My kind of conservative. Paul isn’t a cheerleader, or a talking points guy, he is a serious individual who bring bold conservative proposals to the table.

Raisedbywolves on January 26, 2011 at 2:22 PM

It would eliminate the Department of Energy, which oversees environment regulation and enforcement.

Um, that’s the EPA that does that. DOE has nothing to do with environmental regulations.

So, which one are they proposing to eliminate?

Socratease on January 26, 2011 at 2:23 PM

So, which one are they proposing to eliminate?

Socratease on January 26, 2011 at 2:23 PM

I think the plan is to eliminate the DOE and probably severely curtail the EPA’s authority.

teke184 on January 26, 2011 at 2:30 PM

OSHA. TSA. Homeland Security. Planned Parenthood. The UN.

misterpeasea on January 26, 2011 at 2:21 PM

Oh yeah! Planned Parenthood makes hundreds of millions, why do they need fed assistance?

Iblis on January 26, 2011 at 2:43 PM

I say abolish the IRS, and replace it with the FairTax.

ornery_independent on January 26, 2011 at 3:23 PM

I think the plan is to eliminate the DOE and probably severely curtail the EPA’s authority.

teke184 on January 26, 2011 at 2:30 PM

I would vote for the reverse… eliminate the EPA (leaving this to the states if they wish) and severely curtail the DOE authority… for one reason…

DOE also oversees safety regulations of the nuclear energy industry. I’d like those regulations reduced (to spur development of new nuclear plants), but consistent across the country… primarily to open up reprocessing of spent nuclear fuel and reducing the amount of nuclear waste. Since reprocessing would consist of transportation across plants in multiple states, this would make sense to me.

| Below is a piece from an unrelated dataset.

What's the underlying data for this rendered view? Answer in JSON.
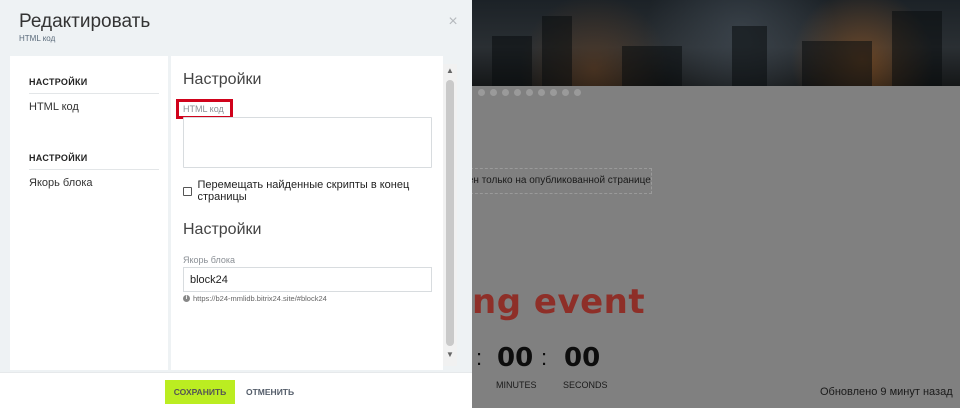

But the EPA… get rid of it. Let the states compete to see how much business they can kill with environmental regulations.

dominigan on January 26, 2011 at 3:39 PM

That’s what I’m talkin about!

james23 on January 26, 2011 at 3:43 PM

So, all the economic common sense of Ron Paul, but without the black helicopter screaming fits?

This is about the only case I can think of when one of those “second look” headlines would have actually been warranted.

logis on January 26, 2011 at 3:45 PM

Rand Paul coming up on Cavuto

james23 on January 26, 2011 at 4:14 PM

IF you have not read the actual text, do so, it is only 12 or so pages.

Most of the savings come from Eliminating duplication, Like for example all Programs and regulations that pertain to national defense at the DOE is moved to DoD. Cost Guard is moved back to its proper place under DoD, and there are other Massive Moves in the bill that will go along way to no only saving today, but preventing spending in the future

the_ancient on January 26, 2011 at 4:47 PM

@dominigan
The NRC which I do not think is under the DOE anymore regulates Nuclear Power. the DOE has a Nuclear Research area but the NRC was separated from DOE I believe

the_ancient on January 26, 2011 at 4:54 PM

The federal government does not need to invest in innovation or education. It just needs to get out of the way of both.